I really goofed up here. I tried to flash a ROM last night and had a brain fart and went in ClockworkMod Recovery instead and wiped data, and it just hung there for almost a half hour. So I tried to just reboot, but all I could get was a black screen. So I booted back into CWM by using the power button and volume up and then down when the words came up, but I again was unable to wipe data or even flash a new ROM - it said my SD card was unable to mount.

So, I went online and got instructions for NvrFlash. I installed the drivers from ASUS, and tried APX or whatever it's called, but I think I messed something up because NvrFlash won't even run, it just brings up the DOS prompt real quick and then closes.

So, I tried EZFlash and followed all the directions to the T, but once again, it didn't work. It said the file was unable to be found in the directory.

I am at my wits end. I will admit that I am over my head here. I have no experience with this stuff, except to follow clear and concise directions. I have basically told myself that I am done pretending to be a techy, and if I can somehow get my tf101 back to stock, I will be done flashing and rooting and all of that, because when these things happen, I have no idea how to rectify it.

Anyways, I need help. This wonderful forum has been so kind to me and helped me with this stuff. So I am coming to you again in the hopes of getting both pity and compassion. I use my tablet every day for work, so not having it is not an option. I will have to buy a new one if I can't get this back to working.

So if you think you can guide me and help me, I will be both in debt and very appreciative.

Dazed and confused....


----------



## Kenif (Oct 1, 2012)

I did similar last week.

I downloaded stock rom from the asus website.
I then used a program I downloaded on the xda forums to install the stock rom.

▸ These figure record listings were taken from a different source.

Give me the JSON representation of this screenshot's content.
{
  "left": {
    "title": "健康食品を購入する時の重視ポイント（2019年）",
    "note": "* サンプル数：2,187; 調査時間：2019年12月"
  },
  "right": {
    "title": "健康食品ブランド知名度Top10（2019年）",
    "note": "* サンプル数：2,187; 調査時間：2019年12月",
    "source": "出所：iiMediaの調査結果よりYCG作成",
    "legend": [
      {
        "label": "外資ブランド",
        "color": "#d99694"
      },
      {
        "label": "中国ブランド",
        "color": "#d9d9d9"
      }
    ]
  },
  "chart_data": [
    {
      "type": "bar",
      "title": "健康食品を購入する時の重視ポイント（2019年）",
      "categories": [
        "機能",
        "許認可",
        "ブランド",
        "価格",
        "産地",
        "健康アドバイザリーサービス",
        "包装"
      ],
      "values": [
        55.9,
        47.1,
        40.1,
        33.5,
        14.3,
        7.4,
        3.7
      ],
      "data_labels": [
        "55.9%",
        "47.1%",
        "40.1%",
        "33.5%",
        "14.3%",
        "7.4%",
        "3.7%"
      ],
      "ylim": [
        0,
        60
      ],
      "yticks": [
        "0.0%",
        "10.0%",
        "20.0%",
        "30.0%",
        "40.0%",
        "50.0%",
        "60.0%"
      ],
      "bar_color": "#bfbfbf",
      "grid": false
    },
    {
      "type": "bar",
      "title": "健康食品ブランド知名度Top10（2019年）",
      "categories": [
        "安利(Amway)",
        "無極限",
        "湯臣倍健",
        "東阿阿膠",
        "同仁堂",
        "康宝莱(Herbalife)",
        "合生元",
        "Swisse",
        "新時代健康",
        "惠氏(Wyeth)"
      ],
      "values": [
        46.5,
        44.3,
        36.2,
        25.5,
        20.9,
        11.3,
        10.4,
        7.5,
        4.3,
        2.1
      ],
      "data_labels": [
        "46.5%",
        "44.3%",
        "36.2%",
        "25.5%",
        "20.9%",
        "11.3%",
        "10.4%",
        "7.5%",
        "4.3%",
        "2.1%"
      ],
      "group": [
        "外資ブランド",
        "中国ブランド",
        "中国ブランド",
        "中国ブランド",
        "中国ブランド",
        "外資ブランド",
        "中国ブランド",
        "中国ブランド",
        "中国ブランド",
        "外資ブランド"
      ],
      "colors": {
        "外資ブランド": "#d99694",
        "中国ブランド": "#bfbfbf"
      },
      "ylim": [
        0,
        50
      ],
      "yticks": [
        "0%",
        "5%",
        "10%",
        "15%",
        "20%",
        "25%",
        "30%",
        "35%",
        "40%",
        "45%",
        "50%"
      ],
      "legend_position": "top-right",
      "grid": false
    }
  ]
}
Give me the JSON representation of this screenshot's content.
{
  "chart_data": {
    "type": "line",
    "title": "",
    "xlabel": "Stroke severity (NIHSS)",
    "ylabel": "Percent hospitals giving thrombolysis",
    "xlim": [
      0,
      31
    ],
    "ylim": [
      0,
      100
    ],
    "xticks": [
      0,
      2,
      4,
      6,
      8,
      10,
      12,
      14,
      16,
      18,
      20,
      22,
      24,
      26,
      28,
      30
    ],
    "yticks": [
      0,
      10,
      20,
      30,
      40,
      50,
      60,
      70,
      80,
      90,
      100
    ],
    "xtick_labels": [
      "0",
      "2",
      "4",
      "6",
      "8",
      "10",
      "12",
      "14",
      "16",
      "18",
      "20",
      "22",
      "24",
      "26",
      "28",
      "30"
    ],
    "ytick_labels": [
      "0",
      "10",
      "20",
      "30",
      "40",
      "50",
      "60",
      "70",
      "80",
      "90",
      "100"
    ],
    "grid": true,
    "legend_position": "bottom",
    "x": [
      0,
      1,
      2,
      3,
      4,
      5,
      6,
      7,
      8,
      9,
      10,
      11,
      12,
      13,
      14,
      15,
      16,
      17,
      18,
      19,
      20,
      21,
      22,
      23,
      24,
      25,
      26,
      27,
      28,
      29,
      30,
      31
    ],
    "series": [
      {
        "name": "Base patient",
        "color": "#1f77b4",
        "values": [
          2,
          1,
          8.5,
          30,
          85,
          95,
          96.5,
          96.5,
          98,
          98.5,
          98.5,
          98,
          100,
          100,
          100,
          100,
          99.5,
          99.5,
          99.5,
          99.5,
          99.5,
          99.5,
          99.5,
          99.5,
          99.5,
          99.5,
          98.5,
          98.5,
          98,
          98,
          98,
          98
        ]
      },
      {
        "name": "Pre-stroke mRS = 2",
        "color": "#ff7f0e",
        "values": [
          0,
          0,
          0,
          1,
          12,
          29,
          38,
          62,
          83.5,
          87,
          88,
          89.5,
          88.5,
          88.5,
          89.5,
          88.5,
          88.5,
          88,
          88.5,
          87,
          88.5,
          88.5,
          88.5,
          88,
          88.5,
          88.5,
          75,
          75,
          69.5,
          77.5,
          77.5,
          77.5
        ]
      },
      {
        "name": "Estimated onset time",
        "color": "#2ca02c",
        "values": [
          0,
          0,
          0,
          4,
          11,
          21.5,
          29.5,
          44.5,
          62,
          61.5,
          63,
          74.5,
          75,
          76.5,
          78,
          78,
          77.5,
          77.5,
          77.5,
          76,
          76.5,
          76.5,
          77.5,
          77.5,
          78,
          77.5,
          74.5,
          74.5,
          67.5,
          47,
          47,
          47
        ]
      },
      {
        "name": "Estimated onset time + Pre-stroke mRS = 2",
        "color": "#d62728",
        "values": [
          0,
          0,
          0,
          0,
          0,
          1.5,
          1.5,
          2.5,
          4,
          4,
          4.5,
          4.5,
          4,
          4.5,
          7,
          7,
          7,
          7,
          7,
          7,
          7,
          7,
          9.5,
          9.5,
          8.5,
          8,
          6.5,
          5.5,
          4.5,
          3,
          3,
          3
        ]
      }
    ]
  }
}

I'm on my phone so can't remember the specific program

Edit, might've been ezflash.

Ps. Stock roms from Asus website are in zip form BUT you need to unzip the downloaded zip file to get another zip file which is actually the stock rom


----------



## AnUnknownSource (Oct 19, 2012)

I had a similar incident just this morning, and found the following was an easy fix:

1. Download the stock ASUS Rom at: http://www.asus.com/...nsformer_TF101/
2. Download EasyFlasher from XDA thanks to whitekidney: http://forum.xda-dev...d.php?t=1688012
3. Put the Asus ROM in the appropriate folder (per whitekidney's instructions, don't unzip)
4. Make sure you have APX Drivers installed: http://forum.xda-dev...d.php?t=1514942
5. Plug in your TF101 and put it in APX mode by holding power and vol up (should be a black screen, no writing, but you'll get the windows device connected sound usually.
6. Choose the appropriate SBK and then click flash stock / unbrick.

If the cmd prompt disappears really quick you probably don't have the tablet in APX mode, or you don't have the drivers properly installed. I had both problems at first but figured it out eventually.

Hope that helps. I registered just to post this so MODS, if I've broken any rules that I haven't read yet, don't shoot


----------